Local Sources for the "Megadust" Events at the WAIS Divide Ice Core

Thursday, 18 December 2014
Alejandra Borunda, Columbia University of New York, Palisades, NY, United States, Gisela Winckler, Lamont -Doherty Earth Observatory, Palisades, NY, United States, Steven L Goldstein, Columbia University, Sparkill, NY, United States, Michael R Kaplan, Lamont-DohertyEarthObservatory, Palisades, NY, United States, Joseph R McConnell, Desert Res Inst, Reno, NV, United States and Nelia W Dunbar, New Mexico Institute of Mining and Technology, Socorro, NM, United States
Mineral dust transported through the atmosphere affects the radiative balance of the planet, and can also affect climate on glacial-interglacial timescales by stimulating carbon export from the surface ocean. Tracking changes in dust fluxes and sources in paleoarchives, such as polar ice cores, allows us to reconstruct past atmospheric circulation patterns, dust transport pathways, and atmospheric aerosol loadings. The geographic source of mineral dust particles can be identified using geochemical tools, such as trace element chemistry and radiogenic isotope signatures. We extracted mineral particles and analyzed the Sr, Nd, and Pb isotopic signatures from eight particle-rich “Megadust” layers in the WAIS Divide ice core in order to determine their sources. We also analyzed tephras from three local West Antarctic volcanoes: Mts. Takahe, Mt. Waesche, and Mt. Berlin.

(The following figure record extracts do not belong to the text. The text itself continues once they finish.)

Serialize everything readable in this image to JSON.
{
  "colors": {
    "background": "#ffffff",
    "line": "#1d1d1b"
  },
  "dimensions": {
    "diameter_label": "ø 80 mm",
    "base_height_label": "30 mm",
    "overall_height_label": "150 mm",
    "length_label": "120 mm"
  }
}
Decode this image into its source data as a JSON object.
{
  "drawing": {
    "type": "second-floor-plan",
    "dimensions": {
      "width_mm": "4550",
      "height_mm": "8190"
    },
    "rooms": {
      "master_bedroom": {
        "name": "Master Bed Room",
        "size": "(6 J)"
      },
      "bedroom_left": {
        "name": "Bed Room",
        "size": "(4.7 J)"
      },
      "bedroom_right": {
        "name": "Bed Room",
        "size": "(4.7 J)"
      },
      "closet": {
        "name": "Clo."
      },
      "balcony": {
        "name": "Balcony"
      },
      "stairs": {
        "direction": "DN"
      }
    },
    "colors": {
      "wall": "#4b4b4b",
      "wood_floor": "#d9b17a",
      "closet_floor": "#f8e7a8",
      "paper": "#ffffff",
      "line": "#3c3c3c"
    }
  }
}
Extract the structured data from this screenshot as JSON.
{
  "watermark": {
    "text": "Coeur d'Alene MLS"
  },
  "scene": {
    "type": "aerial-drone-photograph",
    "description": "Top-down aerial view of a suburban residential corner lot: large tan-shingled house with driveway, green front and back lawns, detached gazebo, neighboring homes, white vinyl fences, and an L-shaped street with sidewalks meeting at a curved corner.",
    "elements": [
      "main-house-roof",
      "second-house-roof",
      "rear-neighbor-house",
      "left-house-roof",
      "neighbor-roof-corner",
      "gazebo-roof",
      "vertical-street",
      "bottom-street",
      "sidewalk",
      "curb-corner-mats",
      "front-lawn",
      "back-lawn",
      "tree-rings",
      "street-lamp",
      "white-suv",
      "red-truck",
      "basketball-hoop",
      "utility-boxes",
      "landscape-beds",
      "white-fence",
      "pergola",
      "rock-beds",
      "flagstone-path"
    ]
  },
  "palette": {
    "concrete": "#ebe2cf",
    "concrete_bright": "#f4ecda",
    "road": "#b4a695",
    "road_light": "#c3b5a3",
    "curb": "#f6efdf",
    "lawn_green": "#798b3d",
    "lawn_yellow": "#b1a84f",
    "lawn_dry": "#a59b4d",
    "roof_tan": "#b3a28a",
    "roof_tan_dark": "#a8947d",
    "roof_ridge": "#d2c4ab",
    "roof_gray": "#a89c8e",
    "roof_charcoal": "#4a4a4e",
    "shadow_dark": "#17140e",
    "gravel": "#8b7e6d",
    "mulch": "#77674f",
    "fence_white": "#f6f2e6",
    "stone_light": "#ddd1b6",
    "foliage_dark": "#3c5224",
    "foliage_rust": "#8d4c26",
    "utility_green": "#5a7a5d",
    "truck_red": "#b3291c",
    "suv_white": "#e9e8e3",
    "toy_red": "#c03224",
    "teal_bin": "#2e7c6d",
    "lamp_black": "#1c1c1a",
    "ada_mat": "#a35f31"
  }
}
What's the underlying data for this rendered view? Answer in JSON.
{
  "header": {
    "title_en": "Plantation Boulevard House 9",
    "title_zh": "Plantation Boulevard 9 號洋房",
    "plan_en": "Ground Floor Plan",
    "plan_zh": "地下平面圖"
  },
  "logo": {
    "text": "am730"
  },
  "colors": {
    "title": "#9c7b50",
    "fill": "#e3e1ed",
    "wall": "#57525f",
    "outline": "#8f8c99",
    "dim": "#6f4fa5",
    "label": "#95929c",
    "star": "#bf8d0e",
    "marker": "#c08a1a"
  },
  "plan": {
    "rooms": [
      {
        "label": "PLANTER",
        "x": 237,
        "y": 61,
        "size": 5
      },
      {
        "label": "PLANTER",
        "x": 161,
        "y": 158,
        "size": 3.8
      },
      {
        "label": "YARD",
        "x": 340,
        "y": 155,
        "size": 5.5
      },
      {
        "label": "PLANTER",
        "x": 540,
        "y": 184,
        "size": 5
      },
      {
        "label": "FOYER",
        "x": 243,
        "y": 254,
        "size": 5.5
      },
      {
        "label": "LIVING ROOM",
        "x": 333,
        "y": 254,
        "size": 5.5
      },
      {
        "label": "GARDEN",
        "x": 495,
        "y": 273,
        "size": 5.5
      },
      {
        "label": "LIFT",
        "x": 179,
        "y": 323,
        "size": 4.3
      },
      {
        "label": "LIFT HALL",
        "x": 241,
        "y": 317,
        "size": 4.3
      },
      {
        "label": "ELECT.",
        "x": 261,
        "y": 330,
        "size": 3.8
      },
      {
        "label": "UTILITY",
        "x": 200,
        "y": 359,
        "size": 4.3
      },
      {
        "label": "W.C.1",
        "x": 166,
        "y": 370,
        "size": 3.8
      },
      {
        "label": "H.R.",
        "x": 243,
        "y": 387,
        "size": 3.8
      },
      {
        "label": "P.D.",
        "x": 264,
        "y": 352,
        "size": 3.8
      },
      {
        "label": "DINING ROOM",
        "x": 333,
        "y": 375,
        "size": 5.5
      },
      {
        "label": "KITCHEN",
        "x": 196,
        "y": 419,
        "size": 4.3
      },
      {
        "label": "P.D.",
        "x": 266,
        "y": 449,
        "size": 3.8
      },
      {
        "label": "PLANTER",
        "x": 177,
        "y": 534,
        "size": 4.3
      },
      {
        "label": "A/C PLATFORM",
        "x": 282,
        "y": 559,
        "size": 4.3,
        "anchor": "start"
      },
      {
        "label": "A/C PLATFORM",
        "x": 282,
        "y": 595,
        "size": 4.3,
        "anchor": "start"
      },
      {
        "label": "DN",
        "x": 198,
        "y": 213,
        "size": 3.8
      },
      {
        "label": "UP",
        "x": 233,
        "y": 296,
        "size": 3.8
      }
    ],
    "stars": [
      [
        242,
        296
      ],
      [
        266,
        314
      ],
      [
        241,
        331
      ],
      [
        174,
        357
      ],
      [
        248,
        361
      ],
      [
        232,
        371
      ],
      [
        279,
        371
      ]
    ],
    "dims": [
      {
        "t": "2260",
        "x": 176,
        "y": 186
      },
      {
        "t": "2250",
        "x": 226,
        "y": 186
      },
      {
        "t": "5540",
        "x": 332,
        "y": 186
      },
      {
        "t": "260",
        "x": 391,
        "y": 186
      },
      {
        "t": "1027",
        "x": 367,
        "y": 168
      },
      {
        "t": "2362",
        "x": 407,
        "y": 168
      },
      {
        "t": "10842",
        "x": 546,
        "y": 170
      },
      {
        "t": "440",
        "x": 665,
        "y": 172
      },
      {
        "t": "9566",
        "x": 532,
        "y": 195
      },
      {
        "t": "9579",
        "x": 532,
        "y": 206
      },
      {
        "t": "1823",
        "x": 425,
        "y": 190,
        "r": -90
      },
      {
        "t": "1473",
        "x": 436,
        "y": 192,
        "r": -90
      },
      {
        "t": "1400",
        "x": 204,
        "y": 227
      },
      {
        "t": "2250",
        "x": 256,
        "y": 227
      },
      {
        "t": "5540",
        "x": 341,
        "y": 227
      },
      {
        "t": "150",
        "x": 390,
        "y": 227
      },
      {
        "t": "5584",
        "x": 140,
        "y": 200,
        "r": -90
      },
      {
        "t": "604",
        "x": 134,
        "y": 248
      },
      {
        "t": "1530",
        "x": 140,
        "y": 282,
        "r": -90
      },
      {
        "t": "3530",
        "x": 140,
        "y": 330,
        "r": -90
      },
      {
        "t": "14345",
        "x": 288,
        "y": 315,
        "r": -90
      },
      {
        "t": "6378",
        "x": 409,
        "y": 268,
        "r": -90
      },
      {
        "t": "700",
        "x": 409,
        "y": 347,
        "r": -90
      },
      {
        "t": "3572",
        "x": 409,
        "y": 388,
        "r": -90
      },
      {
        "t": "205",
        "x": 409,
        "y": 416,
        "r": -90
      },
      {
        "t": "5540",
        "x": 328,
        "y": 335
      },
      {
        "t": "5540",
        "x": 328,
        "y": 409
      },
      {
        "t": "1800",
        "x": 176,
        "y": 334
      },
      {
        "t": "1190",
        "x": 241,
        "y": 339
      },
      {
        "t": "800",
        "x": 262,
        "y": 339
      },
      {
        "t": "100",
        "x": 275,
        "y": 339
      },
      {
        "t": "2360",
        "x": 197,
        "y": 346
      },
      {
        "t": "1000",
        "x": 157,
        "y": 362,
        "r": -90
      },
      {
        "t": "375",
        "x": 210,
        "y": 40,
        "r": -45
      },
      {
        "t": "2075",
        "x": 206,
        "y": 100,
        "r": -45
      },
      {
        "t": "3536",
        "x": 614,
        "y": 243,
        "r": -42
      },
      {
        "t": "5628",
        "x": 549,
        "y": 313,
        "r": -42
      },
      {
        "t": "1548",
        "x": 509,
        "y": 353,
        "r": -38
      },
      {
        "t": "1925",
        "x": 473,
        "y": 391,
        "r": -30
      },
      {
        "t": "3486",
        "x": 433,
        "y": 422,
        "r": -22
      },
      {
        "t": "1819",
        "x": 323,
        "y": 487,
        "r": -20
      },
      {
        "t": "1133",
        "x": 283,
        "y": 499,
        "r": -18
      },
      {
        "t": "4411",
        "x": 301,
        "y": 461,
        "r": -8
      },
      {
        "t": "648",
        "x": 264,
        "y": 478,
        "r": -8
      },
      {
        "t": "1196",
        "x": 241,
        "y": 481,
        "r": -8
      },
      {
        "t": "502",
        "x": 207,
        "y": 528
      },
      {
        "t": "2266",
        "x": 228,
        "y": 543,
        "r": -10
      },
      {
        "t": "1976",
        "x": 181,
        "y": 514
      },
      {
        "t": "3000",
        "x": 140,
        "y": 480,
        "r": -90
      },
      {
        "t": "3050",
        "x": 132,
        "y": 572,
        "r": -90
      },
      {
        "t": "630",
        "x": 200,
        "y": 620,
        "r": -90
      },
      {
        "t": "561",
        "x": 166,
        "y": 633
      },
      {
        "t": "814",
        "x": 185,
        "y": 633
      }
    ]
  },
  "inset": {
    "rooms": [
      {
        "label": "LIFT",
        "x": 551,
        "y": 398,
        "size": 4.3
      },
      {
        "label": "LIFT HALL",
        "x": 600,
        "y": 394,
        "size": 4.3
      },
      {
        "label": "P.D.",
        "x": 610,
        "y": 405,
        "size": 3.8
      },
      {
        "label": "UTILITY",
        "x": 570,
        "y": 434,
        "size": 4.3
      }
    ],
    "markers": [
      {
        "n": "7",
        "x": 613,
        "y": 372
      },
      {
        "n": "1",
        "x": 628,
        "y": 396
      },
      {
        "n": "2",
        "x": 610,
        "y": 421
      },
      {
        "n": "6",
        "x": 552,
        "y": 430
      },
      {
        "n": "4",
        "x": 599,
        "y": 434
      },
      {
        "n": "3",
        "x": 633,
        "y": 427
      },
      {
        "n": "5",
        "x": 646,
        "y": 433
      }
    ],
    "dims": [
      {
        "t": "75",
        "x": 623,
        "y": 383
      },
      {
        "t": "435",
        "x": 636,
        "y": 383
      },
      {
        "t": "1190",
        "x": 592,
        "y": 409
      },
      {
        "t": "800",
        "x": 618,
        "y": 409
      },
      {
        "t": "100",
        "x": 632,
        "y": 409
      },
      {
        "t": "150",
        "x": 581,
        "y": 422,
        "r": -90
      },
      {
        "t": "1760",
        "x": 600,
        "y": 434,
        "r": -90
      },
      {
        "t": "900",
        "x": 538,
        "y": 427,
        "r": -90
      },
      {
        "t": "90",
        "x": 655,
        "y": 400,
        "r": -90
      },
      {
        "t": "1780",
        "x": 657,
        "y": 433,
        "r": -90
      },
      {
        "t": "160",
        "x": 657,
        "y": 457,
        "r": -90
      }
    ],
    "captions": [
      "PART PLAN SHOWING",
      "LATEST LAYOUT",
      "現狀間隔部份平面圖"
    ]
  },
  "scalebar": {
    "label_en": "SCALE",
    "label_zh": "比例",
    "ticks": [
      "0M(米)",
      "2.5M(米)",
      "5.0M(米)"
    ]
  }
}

The “Megadust” events occurred between ~60-27ky and deposited mm-cm thick layers of mineral material in the WAIS Divide ice core. Previous hypotheses about the source of the Megadust particles suggested a distal continental source, but our chemical and isotopic analyses, as well as mineralogy, indicate that West Antarctic volcanoes are the dominant source of particles during these events. This further suggests that the active local volcanoes may have contributed to the West Antarctic dust load in discrete events, and that they may be a background source over longer time scales. In addition, these volcanic events may also be useful as stratigraphic markers in other West Antarctic climate archives.